Germany: Soufflet Malt Closes German Plant

Durst Malz, the German subsidiary of the French group Soufflet Malt (InVivo), has announced the closure of its facility in Castrop-Rauxel, Germany, citing a lack of competitiveness in the current market environment. This decision reflects ongoing challenges in the malting industry, including stagnant demand and market consolidation. 

In recent years, the industry has seen significant mergers and acquisitions, such as the acquisition of the family-owned Groupe Soufflet by the French agricultural cooperative InVivo for approximately EUR 2.3 billion. Additionally, Soufflet Malt (InVivo) recently acquired United Malt Group (UMG), further solidifying its position as the world's largest malting group (inside.beer, 08.12.2023). This trend has led to increased competition and pressure on smaller malting operations. The closure of the German plant underscores the difficulties faced by malting companies in maintaining profitability amid these industry shifts.

Reports suggest that other international agricultural corporations are also evaluating the adjustment of their malting production in Germany to rebalance supply and demand. It is reported that currently negotiations are going on with trade unions to introduce short-time work in another German malting plant.
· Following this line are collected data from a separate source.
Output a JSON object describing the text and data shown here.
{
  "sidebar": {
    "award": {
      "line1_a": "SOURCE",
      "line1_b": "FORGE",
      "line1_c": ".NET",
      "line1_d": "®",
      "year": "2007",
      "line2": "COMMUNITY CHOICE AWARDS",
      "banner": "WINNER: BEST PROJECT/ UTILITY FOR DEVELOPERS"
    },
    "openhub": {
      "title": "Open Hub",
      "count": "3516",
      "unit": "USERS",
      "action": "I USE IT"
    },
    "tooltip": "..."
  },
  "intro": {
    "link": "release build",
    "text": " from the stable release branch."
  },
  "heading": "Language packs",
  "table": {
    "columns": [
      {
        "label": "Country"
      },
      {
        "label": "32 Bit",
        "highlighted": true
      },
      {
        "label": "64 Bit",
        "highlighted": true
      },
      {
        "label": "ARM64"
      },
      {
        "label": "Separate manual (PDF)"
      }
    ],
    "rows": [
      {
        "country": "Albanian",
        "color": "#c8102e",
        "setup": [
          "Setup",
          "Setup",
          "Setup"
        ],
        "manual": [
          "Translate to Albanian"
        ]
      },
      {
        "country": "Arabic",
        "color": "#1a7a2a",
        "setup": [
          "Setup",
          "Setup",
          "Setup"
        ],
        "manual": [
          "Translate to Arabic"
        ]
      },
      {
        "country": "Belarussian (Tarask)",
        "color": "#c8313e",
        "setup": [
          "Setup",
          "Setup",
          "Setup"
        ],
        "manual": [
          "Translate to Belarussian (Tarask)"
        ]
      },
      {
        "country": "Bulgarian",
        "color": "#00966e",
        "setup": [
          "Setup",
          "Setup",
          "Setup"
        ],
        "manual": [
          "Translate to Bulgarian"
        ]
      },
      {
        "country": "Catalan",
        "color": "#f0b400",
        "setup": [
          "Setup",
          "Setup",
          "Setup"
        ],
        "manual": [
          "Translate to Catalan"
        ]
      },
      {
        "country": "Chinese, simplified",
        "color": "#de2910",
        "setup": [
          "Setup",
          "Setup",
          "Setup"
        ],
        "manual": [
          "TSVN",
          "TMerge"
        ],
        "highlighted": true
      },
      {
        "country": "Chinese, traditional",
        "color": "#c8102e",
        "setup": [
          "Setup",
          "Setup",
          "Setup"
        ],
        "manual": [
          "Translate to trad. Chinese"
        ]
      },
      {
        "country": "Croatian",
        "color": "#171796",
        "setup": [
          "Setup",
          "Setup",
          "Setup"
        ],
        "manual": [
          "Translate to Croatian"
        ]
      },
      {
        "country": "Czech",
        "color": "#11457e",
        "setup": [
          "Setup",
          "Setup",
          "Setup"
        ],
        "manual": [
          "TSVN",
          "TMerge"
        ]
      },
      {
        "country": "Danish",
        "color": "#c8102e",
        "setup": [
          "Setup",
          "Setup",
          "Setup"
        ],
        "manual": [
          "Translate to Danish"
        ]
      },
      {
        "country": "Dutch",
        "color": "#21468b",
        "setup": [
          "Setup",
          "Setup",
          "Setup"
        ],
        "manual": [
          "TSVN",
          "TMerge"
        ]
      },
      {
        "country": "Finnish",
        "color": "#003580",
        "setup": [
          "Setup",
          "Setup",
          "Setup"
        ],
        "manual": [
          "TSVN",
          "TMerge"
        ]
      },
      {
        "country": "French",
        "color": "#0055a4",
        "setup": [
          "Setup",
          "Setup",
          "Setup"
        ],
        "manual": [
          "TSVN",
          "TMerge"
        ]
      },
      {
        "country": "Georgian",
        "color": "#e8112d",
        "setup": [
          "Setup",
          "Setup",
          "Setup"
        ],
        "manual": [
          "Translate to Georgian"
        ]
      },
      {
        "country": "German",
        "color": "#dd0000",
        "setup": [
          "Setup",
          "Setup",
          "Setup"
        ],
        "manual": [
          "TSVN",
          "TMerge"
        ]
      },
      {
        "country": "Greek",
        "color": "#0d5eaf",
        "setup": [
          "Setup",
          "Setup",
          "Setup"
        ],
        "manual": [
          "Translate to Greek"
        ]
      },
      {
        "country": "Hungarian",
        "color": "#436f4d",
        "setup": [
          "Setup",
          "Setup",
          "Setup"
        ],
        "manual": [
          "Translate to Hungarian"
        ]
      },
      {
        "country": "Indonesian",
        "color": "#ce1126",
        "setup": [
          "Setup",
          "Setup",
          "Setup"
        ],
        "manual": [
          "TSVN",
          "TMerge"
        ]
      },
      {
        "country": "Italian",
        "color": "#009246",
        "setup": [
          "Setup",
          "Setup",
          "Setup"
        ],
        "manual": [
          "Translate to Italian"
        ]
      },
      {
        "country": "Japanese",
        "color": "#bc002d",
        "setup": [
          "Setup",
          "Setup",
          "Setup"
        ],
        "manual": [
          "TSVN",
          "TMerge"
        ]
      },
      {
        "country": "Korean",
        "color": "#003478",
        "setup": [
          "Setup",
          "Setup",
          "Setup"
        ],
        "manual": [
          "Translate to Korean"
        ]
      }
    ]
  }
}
The primary cause of the crisis s the persistent decline in German beer consumption, coupled with difficulties in exporting German beer, particularly to China and Russia. Since 2018, sales of alcoholic beer in Germany have fallen from 94 million hectoliters to 82.6 million hectoliters last year.(inside.beer, 3.2.205). The decline of 11.4 million hectoliters of Reinheitsgebot-compliant beer corresponds to a malt production reduction of approximately 180,000 tons—more than three times the annual capacity of the Castrop-Rauxel plant that is now set to close.

If the German malting industry cannot increase its exports significantly, further adjustments will likely be necessary, increasing the probability of additional plant closures. However, this issue is not confined to Germany; similar market conditions are affecting other European countries with comparable consumption patterns.